Ooooh this post is getting so long. So many things I still haven't touched on, but here's a blog post I read before I was pregnant that opened my eyes to the world of breastfeeding and bed-sharing and a type of attachment parenting that felt so right for our future family- and has become a large part of the way we've raised Harrison and it's worked so well for us. Our style of parenting is not something that was modeled to us, and I am thankful that I was able to learn of this perspective before Harrison was even conceived. 

And the circumcision debate! Oi, I think that one requires its own blog post as well. We didn't know Harrison's gender until a few moments after he was born, but obviously we did some research to have a decision about circumcision made before that moment. We decided against it initially because we just thought it was unnecessary. We didn't give much more thought to it. But now. But now you guys. I am armored with far more information I had in those late months of pregnancy and early months of caring for Harrison, even through his first year or more, and I am so sad that it is considered a routine and acceptable procedure in such tiny little beings who have no say in the matter. More on that in a later post, but like with vaccinations, circumcision can never be undone. If it's decided that it is beneficial or necessary, waiting on it is not going to be harmful. Research first. In all things. Maybe that's my soapbox. 

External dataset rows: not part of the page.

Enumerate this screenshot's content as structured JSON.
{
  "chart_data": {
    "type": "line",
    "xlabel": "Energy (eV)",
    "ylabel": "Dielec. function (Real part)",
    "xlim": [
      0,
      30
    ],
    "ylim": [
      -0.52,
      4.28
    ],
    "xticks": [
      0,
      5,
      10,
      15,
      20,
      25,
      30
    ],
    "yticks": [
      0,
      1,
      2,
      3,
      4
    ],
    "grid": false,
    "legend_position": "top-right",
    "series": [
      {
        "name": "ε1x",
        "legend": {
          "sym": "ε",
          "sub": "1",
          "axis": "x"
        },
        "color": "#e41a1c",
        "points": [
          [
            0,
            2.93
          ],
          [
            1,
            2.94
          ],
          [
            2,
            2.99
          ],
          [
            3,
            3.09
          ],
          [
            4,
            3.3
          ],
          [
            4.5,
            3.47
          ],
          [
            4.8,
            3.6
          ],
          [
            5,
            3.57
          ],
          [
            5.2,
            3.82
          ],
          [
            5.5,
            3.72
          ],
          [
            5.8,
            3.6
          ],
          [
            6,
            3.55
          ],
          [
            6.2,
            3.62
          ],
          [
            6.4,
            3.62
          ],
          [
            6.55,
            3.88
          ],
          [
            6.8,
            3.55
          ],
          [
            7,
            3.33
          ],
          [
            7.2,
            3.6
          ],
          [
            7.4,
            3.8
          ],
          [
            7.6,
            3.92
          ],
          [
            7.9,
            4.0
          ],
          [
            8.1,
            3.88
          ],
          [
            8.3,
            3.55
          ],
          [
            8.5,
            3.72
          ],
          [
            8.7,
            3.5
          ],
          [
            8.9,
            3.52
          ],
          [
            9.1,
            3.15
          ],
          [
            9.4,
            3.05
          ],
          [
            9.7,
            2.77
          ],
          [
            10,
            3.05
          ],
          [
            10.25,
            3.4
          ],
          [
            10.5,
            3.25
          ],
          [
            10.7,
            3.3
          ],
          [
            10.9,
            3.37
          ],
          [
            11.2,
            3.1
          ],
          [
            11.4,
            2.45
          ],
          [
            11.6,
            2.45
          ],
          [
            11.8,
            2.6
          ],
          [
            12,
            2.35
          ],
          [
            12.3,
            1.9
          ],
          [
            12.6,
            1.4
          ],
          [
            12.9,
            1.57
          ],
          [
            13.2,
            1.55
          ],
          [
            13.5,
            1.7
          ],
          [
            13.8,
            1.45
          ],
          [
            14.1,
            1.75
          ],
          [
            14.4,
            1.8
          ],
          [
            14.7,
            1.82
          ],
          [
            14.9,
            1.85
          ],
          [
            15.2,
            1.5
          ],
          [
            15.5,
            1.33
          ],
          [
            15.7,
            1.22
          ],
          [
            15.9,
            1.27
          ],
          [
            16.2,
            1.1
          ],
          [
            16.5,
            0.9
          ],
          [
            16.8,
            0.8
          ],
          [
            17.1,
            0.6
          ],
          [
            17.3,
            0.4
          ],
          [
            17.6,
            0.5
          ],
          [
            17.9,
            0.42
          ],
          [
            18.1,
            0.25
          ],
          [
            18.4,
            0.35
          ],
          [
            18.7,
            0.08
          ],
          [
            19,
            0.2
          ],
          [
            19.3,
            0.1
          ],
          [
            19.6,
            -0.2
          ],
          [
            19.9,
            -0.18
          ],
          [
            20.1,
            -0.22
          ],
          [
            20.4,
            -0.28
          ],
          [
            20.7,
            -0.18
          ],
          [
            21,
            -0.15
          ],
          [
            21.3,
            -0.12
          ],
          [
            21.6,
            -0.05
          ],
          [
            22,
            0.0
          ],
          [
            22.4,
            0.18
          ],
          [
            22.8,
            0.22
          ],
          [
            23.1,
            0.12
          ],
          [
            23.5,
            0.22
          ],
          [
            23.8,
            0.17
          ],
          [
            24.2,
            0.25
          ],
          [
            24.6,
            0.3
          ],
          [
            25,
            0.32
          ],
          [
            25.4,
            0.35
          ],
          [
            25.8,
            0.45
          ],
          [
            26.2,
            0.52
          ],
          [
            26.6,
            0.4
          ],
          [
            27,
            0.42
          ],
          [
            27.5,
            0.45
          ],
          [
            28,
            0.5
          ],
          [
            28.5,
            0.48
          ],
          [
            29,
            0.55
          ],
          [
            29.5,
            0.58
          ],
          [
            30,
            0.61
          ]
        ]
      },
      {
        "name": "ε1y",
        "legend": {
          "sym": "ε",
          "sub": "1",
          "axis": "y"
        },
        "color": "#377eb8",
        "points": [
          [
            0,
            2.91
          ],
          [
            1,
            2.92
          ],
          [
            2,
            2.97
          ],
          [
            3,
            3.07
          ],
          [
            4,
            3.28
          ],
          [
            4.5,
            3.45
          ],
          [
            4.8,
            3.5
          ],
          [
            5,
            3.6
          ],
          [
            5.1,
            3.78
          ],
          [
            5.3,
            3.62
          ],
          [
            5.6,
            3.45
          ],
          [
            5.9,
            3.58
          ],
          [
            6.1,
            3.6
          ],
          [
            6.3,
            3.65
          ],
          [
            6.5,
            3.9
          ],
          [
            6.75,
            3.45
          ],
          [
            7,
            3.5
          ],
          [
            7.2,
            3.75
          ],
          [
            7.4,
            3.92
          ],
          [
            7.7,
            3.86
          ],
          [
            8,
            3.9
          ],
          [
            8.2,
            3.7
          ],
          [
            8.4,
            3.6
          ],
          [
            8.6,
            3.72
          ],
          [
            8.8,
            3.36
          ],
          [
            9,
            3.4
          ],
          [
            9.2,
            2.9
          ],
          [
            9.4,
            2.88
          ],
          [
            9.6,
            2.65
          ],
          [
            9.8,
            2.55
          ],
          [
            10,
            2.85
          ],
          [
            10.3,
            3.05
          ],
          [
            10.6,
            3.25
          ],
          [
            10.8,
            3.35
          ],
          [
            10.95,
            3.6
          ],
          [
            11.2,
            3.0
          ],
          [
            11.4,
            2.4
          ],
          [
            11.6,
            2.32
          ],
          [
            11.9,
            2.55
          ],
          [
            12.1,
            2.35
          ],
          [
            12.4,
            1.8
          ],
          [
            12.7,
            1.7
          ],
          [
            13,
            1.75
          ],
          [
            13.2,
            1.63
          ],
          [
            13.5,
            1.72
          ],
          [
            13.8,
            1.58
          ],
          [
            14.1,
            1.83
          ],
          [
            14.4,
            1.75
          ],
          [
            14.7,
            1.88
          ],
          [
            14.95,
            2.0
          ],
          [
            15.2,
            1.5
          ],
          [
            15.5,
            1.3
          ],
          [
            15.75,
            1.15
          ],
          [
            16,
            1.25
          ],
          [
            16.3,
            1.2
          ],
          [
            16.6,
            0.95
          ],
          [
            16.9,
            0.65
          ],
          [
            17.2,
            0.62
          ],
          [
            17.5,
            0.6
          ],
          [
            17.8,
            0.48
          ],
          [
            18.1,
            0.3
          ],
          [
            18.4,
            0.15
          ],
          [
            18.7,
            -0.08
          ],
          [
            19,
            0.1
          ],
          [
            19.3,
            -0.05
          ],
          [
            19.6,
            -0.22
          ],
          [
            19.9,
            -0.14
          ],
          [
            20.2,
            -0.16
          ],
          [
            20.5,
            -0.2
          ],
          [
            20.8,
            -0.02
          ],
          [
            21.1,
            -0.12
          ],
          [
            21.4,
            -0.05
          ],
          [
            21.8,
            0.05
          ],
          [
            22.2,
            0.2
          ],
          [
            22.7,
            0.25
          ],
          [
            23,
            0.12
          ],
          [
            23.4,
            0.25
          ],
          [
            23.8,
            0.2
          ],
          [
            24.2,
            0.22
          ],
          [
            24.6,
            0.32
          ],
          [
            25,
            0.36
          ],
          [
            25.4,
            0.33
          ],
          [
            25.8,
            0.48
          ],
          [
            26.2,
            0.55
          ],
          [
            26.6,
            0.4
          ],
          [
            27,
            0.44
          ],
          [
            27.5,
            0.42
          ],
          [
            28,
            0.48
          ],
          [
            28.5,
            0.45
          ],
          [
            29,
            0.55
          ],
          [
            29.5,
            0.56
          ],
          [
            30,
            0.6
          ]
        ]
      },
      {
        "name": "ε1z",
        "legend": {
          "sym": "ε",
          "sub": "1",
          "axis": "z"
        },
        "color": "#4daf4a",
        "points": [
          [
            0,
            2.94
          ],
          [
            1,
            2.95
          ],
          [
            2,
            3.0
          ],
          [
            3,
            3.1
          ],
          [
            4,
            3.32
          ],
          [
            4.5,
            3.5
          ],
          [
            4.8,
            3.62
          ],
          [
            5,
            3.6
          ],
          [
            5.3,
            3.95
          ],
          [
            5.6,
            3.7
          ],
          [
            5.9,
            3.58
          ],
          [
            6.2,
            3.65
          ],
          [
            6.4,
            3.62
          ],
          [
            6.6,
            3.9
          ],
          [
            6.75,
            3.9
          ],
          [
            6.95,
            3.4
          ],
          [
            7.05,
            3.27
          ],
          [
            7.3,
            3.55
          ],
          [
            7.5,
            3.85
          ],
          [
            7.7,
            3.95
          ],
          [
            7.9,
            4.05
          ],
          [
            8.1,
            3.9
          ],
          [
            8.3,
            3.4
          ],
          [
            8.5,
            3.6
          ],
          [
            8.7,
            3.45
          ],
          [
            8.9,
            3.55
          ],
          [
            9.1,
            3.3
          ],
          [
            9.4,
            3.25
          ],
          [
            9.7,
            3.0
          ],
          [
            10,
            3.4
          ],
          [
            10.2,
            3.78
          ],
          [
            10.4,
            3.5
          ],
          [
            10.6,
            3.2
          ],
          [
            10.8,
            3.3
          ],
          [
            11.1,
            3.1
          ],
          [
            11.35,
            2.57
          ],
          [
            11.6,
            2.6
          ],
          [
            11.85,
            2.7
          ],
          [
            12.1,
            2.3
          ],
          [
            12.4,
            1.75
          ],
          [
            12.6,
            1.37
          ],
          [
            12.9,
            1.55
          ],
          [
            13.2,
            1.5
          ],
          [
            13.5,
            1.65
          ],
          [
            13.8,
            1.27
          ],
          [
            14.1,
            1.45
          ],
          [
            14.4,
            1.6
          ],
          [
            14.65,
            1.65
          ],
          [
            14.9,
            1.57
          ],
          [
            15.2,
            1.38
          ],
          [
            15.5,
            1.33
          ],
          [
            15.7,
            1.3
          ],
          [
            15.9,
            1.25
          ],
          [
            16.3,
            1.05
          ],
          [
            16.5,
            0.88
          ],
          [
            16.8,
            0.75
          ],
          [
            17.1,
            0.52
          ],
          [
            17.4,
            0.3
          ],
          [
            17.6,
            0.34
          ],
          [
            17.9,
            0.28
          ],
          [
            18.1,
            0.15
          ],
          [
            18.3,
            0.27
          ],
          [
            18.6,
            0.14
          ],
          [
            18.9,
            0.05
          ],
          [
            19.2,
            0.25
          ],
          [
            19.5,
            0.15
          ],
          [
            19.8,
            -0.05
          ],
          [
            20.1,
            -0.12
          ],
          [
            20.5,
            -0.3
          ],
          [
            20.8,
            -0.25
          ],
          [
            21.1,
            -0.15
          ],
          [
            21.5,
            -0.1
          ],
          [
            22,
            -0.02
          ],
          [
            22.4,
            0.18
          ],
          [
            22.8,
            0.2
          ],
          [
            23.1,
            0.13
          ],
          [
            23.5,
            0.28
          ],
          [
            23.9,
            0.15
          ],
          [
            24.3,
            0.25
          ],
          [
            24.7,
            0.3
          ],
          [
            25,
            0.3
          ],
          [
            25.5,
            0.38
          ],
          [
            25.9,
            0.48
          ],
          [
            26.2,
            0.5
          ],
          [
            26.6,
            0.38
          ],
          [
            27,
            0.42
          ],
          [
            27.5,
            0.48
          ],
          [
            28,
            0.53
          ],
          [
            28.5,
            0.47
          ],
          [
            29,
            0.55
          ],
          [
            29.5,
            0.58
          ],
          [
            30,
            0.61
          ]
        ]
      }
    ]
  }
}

So here we are. Here I am. 20 year old Bekah is probably a bit flabbergasted at who 30 year old Bekah has become, but the 10 years it took to get here have made this lifestyle seem so normal. It is normal. It is my normal. Who knows where I'll be at 40? Earthing? Taking steps to avoid all the radiation in our environment? (Well I do have this phone case, to start.) Taking the plunge into essential oils? Owning a goat farm and selling milk and kefir and cheese and sauerkraut and kombucha at farmers markets (life dream you guys!) Who knows. We'll see where this journey continues to take me. I'm always open to learning about the best ways to maintain whole body health using what nature has provided for us. In this world that is ever the opposite, I want to continue to take it all in and pass it down to Harrison and his children and generations after that. Someone needs to.